Doit-on accueillir des migrants ?

Impossible de surfer sur Internet cette semaine sans tomber sur la photo d’un enfant mort. La photo, œuvre d’une journaliste turque relayée par les journaux anglais puis internationaux, est celle d’un enfant syrien, dont le corps inerte s’est échoué sur une plage de Bodrum. Le petit Aylan était sur un bateau de migrants à destination de la Grèce qui a chaviré. Sur les réseaux sociaux (Facebook etc.), la photo est diffusée largement. On en appelle à la solidarité et la générosité.

Syriens, Afghans, Érythréens, Libyens, Nigérians, Pakistanais, Kosovars, Africains divers arrivent en Europe. Ces gens ne viennent pas en occident pour profiter d’une de prestations sociales plus attrayantes. Ces hommes et ces familles fuient la guerre, la misère, la faim. Pour le seul mois d’août, on estime à 50 000 le nombre de migrants arrivés en Hongrie voulant rejoindre l’Autriche et Allemagne. Dans un pays en proie à Daech et Bachar el-Assad, voire simplement le manque de nourriture et la corruption, je prendrai probablement la sage décision d’émigrer. Moi aussi, je voudrais aller en France, en Allemagne, au Royaume-Uni, pour que mes enfants aient une vie meilleure et ne plus avoir peur de mourir. Même si j’ai fait des études, je serai prêt à faire des ménages pour avoir une vie plus « normale ». Je comprends ces gens.

Cette année, l’Allemagne a promis d’accueillir 20 000 réfugiés, la Suède 1 200, la France 500. La France a d’ailleurs reçu 3 fois moins de demandeurs d’asile politique que l’Allemagne en 2014 (64 310 contre 202 645), tout en étant le 3e pays de l’Union Européenne avec le plus de demande – derrière l’Allemagne et la Suède (1). Certains hurlent au scandale. La France, qui a une grande tradition d’asile, ne fait pas grand chose pour les migrants ! C’est vrai. Ce n’est pas très solidaire, ni très chic, mais cela s’explique. Tout part d’un fait simple : les réfugiés sont des immigrés, un peu particuliers certes, mais des immigrés quand même.

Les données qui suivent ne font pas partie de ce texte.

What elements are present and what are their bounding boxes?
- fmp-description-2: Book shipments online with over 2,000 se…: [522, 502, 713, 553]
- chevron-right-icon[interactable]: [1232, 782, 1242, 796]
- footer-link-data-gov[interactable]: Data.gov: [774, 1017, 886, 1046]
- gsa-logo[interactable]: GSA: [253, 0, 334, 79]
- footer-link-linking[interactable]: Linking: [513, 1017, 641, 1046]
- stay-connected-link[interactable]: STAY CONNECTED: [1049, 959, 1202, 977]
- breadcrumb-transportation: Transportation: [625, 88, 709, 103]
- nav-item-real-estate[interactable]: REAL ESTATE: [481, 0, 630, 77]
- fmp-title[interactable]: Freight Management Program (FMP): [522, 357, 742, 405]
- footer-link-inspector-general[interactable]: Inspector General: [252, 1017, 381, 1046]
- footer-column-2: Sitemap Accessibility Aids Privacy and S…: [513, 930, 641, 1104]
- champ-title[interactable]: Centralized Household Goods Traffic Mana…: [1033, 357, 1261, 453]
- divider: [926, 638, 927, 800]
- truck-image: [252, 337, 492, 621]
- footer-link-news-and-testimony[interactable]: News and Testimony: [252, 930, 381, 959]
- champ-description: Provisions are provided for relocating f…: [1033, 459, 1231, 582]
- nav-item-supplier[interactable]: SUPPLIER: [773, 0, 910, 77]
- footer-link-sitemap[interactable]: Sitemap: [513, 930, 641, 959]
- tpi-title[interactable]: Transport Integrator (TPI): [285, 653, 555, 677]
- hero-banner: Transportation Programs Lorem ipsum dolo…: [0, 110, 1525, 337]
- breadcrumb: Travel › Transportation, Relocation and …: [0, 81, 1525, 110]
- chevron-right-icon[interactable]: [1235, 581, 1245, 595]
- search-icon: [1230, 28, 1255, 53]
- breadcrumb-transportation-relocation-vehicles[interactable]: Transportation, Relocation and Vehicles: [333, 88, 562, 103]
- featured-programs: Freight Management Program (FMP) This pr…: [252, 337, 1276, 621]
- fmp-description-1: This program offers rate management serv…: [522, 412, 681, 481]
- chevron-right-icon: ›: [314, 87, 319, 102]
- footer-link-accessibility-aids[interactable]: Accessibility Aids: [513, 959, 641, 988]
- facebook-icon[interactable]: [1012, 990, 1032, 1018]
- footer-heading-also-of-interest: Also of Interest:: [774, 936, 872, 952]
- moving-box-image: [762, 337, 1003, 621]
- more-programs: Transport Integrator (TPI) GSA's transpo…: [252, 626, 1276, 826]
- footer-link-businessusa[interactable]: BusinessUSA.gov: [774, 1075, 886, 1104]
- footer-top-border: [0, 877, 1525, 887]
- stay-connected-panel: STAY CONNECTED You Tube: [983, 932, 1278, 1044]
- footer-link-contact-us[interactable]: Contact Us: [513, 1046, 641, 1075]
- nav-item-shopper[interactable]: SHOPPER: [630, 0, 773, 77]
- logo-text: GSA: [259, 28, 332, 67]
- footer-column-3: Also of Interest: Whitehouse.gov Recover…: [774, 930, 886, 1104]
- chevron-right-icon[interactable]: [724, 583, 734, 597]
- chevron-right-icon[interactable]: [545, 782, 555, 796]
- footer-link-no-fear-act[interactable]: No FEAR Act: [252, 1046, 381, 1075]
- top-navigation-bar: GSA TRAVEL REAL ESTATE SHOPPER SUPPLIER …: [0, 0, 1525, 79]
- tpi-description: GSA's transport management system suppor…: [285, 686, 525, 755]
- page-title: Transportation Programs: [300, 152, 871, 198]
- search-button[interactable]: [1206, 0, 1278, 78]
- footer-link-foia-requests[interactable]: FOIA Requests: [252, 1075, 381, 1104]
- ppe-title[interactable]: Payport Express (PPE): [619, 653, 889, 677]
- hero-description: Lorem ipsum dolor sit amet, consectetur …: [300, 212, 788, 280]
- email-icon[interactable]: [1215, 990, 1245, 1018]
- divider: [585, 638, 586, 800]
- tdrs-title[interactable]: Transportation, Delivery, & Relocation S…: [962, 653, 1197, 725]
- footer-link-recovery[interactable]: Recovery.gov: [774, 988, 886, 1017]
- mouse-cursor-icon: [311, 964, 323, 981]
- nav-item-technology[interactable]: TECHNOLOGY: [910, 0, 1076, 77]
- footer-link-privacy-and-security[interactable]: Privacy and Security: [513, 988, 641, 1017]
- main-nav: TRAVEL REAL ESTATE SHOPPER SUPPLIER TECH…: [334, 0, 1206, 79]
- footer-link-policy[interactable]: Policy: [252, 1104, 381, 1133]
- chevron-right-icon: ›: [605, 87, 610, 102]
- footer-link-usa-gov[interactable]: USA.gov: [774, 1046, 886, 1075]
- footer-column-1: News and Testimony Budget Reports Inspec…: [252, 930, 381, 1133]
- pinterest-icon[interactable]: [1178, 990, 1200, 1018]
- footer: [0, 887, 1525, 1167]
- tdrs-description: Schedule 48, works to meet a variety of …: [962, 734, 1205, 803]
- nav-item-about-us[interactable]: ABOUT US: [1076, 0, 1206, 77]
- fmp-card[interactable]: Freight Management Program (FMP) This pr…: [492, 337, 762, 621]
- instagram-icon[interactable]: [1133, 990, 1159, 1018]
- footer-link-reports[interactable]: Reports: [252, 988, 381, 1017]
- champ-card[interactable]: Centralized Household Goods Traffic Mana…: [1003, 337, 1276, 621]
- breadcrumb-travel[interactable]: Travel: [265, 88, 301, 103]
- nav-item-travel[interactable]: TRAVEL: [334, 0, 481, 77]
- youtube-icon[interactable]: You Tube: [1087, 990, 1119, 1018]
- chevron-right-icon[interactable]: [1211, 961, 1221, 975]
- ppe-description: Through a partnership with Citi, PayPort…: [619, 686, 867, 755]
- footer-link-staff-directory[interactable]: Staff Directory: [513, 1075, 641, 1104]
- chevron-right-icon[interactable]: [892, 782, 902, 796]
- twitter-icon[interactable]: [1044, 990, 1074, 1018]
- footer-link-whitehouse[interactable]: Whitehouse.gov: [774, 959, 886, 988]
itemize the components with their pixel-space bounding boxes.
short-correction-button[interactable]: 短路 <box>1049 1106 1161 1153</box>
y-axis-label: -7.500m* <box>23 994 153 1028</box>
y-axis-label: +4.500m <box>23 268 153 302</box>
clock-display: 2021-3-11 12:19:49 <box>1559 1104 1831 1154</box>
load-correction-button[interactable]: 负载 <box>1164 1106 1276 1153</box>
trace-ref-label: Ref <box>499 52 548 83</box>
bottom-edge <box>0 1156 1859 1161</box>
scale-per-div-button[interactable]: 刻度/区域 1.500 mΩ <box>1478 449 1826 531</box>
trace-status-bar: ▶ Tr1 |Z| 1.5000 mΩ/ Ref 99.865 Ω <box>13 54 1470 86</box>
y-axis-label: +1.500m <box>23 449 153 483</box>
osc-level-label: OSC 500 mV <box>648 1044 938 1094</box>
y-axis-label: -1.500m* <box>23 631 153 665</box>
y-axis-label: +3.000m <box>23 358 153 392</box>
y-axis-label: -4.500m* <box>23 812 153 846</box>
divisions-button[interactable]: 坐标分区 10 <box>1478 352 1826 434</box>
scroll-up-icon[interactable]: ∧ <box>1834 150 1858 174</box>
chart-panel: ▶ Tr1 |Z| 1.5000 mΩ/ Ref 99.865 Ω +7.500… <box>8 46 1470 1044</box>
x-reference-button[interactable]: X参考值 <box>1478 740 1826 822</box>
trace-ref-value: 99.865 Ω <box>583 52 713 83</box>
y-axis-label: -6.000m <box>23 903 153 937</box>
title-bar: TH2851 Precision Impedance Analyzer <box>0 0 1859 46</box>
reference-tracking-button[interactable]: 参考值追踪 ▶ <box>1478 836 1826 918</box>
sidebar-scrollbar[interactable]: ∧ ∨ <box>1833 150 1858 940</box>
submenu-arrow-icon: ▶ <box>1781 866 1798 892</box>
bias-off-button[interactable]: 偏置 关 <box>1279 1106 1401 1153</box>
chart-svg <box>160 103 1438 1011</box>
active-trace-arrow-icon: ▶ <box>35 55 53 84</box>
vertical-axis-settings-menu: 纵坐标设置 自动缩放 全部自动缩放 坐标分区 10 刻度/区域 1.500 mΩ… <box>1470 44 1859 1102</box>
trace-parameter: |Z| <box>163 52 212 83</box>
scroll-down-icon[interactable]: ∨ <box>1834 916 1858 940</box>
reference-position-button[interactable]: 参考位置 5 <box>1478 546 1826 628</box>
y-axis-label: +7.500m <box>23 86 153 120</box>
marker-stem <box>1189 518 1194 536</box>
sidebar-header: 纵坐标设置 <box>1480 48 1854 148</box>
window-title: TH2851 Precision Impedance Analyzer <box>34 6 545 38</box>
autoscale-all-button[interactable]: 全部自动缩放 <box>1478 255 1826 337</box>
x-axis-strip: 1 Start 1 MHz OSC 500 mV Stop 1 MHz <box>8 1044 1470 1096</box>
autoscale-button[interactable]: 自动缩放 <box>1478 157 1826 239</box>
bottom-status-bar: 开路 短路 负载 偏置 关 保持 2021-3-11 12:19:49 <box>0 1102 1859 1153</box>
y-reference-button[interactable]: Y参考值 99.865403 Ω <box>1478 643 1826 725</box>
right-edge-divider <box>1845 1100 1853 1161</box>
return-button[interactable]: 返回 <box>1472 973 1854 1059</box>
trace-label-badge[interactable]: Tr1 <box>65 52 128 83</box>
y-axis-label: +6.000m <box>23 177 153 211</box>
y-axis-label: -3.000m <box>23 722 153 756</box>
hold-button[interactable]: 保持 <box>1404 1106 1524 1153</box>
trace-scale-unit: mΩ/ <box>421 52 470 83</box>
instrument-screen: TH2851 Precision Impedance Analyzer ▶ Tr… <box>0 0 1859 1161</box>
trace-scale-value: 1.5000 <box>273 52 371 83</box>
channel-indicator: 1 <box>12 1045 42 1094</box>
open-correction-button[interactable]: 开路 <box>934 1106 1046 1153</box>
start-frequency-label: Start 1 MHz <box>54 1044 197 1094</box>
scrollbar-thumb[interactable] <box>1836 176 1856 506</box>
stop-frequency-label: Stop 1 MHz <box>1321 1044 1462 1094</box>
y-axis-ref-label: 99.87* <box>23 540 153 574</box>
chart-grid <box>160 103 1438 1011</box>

L’immigration d’étrangers éduqués et diplômés est rarement un problème : ils s’intègrent bien, aident le pays d’accueil à se développer et s’enrichir. La situation est plus nuancée pour l’immigration économique (en gros, les étrangers pauvres et peu instruits). Elle vient souvent s’additionner à la pauvreté locale et faire grossir les rangs du chômage. Mais surtout, ce sont des personnes d’une culture lointaine qu’il faut réussir à intégrer à l’arrivée. Les pays d’Europe occidentale ont déjà accueillis de nombreux immigrés par le passé et l’intégration n’est pas toujours un franc succès. Les enfants et petit-enfants d’immigrés donnent parfois beaucoup de fil à retordre au pays d’accueil de leurs parents : il suffit de voyager en Île-de-France pour s’en rendre compte. Dans ces conditions, on peut comprendre que la France, qui compte de très nombreux immigrés, ne soit pas particulièrement motivée pour recevoir de nombreux réfugiés. L’Allemagne, elle, a une attitude différente mais ne nous leurrons pas : ce n’est pas par générosité (rappelons l’attitude inflexible du gouvernement allemand face aux difficultés de la Grèce) mais parce qu’elle a une population vieillissante et qu’elle va avoir besoin de bras.

Cet élan de générosité en faveur des réfugiés est une réaction émotionnelle sympathique du peuple, mais finalement il occulte les causes du problème. En réalité, le plus efficace serait que les personnes qui détiennent véritablement le pouvoir politique (Obama, Poutine et autres Merkel) agissent pour que les réfugiés puissent rester chez eux, comme autrefois. Or, les états occidentaux et la Russie sont largement responsables de la crise syrienne. Poutine a soutenu Bachar, quant aux rebelles syriens récupérés par les islamistes, ils ont été aidés et financés par les Occidentaux et leurs alliés, le Qatar et l’Arabie Saoudite. Daech a lui poussé sur les cendres des guerres de Libye et d’Irak. Bref, le vrai geste en faveur des migrants serait une politique internationale plus réfléchie et une solidarité internationale accrue en faveur des pays pauvres. En attendant, il faut bien aider les personnes qui arrivent, mais gardons une vision à long terme !

(1) voir Asylum statistics (UE)

2 pensées sur “Doit-on accueillir des migrants ?”

  1. Pour les politiciens, c’est facile de dire d’accueillir les réfugiés. Mais pour les gens, ça vient s’ajouter à tous les noirs, arabes, chinois et roms déjà présents… et puis ça vient ajouter encore des musulmans.